Devient hors de portée
Le succès de l’attiéké ne s’est jamais démenti. Dans le pays, il faut compter des dizaines de milliers de femmes, voire plus, qui en vivent. Le mets est produit partout dans le pays, même dans les hameaux les plus reculés, et est l’aliment le plus accessible, voire le repas du pauvre. Mais les temps sont en train de changer. Ces dernières années la baisse d’intérêt des paysans pour le manioc a eu pour conséquence d’impacter la production et cette année l’effet de la sécheresse a été plus aggravant. Des cultures d’exportation comme l’hévéa ou le palmier à huile ont eu la cote dans les régions du sud, zone de production traditionnelle du manioc. Il y a quelques années en effet, la boule d’attiéké de 100 francs CFA (près de 0,2 euros), suffisait pour le repas d’un adulte. Mais il en faut deux aujourd’hui».
Une industrialisation timide
Ces braves dames exercent sur des sites inappropriés sans canalisation adéquat, d’où la forte odeur d’amidon fermenté qui empeste l’endroit. « Il y a des ONG qui ont bien voulu nous aider à industrialiser la production, mais le terrain ne nous appartient pas et malgré les sollicitations auprès de la municipalité, nous n’avons pas eu gain de cause», regrette Juliette qui ne décolère pas de la négligence des autorités publiques.

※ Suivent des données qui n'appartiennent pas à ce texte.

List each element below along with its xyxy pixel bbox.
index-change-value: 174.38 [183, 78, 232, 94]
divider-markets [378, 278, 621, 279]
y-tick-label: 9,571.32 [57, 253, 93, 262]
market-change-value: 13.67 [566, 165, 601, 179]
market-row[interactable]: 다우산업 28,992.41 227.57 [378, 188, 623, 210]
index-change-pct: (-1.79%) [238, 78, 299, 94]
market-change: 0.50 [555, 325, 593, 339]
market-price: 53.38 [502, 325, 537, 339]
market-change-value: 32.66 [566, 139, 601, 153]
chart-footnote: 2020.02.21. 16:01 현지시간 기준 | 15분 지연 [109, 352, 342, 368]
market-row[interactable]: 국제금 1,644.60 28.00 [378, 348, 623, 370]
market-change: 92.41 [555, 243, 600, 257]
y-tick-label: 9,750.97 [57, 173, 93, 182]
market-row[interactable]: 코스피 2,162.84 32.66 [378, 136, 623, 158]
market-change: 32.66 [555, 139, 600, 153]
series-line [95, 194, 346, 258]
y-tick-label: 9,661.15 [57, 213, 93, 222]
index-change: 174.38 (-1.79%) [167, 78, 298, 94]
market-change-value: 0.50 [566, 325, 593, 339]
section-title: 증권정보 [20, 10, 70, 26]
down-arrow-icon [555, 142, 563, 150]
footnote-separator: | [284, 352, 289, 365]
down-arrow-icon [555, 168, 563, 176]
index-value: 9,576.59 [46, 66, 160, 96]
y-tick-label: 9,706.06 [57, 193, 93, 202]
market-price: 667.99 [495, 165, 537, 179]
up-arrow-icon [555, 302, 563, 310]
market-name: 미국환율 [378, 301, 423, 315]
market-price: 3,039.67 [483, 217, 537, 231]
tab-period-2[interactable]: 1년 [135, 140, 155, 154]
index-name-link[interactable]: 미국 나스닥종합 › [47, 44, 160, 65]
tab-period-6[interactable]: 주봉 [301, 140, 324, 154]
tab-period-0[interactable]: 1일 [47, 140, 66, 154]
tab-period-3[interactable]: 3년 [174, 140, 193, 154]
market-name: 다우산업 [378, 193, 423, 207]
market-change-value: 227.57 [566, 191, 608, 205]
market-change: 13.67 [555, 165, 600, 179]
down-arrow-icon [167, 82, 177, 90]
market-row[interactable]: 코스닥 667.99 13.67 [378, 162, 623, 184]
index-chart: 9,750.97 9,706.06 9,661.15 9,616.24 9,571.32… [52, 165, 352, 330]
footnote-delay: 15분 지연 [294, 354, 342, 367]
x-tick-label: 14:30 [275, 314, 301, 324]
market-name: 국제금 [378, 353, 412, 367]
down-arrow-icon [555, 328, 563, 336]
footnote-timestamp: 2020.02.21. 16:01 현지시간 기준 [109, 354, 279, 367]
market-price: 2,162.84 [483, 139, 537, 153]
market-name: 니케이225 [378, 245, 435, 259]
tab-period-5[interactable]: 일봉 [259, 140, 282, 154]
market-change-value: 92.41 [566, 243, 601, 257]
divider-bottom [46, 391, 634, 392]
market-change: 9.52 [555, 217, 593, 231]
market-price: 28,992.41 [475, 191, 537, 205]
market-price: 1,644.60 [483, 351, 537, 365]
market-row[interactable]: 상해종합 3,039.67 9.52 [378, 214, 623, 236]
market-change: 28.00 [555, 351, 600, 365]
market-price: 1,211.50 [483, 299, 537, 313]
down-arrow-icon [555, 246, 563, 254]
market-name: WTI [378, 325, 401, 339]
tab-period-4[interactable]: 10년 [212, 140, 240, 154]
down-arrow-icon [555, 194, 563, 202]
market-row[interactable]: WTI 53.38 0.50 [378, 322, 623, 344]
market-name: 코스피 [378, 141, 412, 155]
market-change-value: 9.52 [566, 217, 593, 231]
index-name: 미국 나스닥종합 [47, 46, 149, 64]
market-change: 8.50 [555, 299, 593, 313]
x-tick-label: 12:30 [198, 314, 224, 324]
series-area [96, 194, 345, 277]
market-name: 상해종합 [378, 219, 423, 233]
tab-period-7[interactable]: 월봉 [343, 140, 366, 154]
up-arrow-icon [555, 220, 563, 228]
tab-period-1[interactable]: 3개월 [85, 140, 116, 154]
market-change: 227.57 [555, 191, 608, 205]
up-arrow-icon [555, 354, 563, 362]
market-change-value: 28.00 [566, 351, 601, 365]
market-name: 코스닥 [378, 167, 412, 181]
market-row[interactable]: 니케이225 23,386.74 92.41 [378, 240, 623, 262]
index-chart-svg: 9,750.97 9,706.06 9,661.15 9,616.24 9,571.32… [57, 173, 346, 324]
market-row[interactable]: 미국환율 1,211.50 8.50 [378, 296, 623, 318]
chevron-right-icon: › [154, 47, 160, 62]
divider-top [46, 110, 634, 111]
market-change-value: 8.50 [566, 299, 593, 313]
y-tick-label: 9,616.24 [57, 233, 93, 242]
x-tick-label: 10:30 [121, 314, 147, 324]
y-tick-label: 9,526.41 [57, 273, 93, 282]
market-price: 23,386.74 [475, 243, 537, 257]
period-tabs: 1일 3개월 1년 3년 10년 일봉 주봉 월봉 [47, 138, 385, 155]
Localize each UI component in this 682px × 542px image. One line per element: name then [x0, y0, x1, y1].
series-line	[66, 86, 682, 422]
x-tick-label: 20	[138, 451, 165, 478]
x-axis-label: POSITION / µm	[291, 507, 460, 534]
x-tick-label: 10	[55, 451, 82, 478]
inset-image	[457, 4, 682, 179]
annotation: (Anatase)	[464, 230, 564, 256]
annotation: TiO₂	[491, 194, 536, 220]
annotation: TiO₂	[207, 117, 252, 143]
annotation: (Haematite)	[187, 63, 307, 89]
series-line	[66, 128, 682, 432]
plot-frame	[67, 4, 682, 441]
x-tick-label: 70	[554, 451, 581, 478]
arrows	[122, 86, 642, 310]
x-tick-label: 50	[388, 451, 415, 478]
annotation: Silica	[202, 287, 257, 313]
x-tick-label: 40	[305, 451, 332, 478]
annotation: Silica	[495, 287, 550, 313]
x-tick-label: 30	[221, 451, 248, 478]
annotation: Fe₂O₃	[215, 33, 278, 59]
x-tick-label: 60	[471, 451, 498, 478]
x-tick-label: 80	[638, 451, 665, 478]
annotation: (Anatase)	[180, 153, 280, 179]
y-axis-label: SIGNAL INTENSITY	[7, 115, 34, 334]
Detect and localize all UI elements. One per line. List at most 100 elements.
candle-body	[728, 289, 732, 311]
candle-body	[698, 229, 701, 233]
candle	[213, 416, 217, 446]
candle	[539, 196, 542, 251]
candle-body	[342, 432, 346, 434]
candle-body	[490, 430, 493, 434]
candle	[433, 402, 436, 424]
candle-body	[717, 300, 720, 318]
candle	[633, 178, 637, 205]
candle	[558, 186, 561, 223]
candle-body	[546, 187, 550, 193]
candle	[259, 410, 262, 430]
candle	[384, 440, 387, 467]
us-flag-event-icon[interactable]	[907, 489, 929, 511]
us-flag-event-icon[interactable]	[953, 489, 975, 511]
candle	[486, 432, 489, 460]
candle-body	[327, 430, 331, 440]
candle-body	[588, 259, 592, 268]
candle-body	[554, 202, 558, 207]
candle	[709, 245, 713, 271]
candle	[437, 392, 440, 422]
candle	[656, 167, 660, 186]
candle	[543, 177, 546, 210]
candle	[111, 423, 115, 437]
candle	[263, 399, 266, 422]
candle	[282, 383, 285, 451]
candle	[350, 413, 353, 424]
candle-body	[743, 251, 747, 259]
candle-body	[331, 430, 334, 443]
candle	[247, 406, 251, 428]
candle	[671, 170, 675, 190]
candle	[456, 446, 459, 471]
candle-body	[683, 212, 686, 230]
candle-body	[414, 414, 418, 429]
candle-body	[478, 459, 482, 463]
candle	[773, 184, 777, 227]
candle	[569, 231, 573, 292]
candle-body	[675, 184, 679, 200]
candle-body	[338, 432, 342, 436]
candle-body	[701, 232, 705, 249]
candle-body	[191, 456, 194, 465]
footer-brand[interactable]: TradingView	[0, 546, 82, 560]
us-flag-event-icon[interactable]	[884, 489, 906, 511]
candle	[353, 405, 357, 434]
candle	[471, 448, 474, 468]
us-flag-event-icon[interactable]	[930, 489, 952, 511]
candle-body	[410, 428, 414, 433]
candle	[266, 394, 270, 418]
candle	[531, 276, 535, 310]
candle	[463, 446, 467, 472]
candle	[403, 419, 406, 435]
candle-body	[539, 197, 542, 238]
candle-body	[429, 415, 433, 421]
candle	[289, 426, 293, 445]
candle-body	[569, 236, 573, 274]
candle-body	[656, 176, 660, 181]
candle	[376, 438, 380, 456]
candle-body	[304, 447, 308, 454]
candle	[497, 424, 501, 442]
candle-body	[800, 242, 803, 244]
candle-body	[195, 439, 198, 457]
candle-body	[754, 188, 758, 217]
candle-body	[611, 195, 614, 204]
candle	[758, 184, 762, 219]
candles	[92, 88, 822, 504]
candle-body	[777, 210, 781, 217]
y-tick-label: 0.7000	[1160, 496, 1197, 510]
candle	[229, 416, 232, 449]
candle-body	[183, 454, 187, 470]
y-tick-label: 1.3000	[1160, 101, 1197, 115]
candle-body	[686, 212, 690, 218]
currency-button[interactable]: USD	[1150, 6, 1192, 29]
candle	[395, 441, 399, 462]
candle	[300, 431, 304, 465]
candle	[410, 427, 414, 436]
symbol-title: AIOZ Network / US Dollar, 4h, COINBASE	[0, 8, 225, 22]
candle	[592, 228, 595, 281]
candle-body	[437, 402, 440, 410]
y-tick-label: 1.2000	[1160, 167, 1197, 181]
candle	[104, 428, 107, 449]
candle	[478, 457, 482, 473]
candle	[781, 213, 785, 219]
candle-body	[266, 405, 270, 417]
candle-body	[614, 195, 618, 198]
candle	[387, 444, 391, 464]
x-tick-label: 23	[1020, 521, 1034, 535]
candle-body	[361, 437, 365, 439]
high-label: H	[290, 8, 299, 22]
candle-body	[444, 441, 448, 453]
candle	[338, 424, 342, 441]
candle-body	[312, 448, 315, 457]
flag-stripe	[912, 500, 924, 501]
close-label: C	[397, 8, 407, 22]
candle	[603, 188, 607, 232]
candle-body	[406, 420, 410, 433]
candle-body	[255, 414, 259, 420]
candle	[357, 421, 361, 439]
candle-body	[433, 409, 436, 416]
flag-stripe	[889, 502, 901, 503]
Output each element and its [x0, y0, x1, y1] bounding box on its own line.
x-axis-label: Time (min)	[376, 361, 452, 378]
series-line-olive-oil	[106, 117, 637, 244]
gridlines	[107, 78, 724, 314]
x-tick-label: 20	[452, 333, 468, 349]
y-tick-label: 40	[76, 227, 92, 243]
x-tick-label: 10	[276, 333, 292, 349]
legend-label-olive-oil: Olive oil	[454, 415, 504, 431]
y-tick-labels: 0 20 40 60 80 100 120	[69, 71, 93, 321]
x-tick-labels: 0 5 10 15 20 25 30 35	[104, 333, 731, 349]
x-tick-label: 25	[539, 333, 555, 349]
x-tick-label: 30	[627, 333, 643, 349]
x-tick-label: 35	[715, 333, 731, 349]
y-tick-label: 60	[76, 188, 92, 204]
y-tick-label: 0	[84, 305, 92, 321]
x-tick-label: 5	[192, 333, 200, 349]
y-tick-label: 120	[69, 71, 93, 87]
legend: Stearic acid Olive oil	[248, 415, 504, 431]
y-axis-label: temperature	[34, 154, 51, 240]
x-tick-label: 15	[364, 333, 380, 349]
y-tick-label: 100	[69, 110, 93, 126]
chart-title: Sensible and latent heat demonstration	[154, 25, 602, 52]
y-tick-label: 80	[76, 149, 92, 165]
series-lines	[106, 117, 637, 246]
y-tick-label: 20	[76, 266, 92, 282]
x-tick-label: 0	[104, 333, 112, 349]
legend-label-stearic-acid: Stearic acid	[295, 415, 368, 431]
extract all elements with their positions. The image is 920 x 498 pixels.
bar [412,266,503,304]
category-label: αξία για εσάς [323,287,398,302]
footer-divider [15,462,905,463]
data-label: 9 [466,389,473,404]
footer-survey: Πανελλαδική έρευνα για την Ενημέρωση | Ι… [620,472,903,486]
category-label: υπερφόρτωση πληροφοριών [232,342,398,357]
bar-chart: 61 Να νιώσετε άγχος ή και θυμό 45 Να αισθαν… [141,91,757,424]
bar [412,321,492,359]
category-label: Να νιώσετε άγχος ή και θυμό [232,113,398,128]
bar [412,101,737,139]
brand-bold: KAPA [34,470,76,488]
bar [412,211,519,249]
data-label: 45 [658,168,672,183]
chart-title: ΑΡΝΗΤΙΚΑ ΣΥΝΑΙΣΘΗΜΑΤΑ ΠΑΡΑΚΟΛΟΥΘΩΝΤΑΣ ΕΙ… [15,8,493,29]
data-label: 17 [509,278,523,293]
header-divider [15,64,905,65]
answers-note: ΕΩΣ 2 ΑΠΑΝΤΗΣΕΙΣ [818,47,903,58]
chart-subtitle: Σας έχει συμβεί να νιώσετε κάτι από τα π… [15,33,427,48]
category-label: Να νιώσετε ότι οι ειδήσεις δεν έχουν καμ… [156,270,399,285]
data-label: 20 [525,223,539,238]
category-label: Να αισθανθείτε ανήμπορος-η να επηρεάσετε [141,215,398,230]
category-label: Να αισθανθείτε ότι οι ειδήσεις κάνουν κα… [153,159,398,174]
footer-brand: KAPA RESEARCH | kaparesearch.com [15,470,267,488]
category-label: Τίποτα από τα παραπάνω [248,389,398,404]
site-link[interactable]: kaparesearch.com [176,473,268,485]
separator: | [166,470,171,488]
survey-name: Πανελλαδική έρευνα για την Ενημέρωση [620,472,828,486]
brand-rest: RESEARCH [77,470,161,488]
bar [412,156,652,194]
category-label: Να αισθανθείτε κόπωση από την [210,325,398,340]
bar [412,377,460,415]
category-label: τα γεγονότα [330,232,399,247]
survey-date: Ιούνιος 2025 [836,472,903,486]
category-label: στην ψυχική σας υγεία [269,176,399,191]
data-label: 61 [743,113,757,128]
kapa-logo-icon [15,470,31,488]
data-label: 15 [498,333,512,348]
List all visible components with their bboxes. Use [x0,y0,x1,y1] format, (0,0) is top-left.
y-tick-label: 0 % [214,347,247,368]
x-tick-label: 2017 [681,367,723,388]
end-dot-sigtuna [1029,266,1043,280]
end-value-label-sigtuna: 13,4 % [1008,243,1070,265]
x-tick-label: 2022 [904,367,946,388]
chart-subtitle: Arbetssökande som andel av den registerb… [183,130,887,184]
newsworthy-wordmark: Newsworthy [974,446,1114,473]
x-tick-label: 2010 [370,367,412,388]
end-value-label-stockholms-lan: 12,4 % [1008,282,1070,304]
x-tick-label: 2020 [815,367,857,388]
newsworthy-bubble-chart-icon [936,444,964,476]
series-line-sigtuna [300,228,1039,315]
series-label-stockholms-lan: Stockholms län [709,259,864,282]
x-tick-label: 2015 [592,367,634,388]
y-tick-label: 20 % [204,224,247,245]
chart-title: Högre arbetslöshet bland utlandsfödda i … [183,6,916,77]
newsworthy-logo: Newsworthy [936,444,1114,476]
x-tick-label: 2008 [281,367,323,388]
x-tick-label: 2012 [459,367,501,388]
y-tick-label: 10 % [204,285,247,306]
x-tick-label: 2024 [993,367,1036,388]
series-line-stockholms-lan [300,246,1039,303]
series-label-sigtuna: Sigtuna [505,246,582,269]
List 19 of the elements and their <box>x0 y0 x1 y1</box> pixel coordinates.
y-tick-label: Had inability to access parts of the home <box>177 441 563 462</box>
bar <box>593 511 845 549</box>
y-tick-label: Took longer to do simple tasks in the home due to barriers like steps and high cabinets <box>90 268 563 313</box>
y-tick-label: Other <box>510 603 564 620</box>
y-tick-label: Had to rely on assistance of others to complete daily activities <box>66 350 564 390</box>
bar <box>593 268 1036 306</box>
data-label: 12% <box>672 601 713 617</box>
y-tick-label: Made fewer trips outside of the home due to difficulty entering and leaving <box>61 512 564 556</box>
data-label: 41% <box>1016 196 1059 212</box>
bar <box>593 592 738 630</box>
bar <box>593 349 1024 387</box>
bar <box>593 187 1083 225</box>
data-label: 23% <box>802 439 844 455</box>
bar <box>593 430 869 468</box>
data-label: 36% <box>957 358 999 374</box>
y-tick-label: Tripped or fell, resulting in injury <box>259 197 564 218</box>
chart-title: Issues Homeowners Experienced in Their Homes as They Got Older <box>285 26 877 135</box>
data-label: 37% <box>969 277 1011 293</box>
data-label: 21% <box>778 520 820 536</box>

Quelques unités industrielles de fabrication existent dans le pays, mais elles restent encore l’exception. «Il faut compter 50 à 60 millions FCFA (entre 76.000 et 92.000 euros) pour acquérir une unité de fabrication complète, ce qui est inaccessible pour ces braves dames », indiqué Moussa Dosso, ingénieur agronome.
La Chine à l'affût
L’attiéké originellement produit dans le sud de la Côte d’Ivoire, est aujourd’hui présent dans toutes les régions du pays et au-delà, au Burkina, au Ghana, au Togo, et même en ... Chine. L’Empire du milieu est réputé être le premier producteur mondial d’attiéké. Le géant asiatique, selon certaines sources, aurait succombé au goût du met ivoirien au point d’avoir investi, et dans la culture de manioc, et dans l’industrie. «Même en France, on trouve plus facilement de l’attiéké dans les échoppes tenues par des chinois», nous confie Charles, un Ivoirien vivant dans l’Hexagone.
C’est sûrement l’une des raisons qui ont poussé le gouvernement ivoirien, le 3 août dernier, à lancer le processus de protection juridique de l’attiéké, ainsi que de la procédure de fabrication, afin que l’appellation revienne exclusivement à la Côte d’Ivoire. «On produit l’attiéké dans les autres pays de la sous région mais l’attiéké de Côte d’Ivoire «n’a pas son pareil», se vante Mariam, une employée de Juliette, comme pour revendiquer le goût authentique de l’attiéké ivoirien. «On le fabrique à Ouagadougou mais celui importé de Côte d’Ivoire est le plus prisée et se vend plus cher», confirme Alain Bationo, ressortissant burkinabè.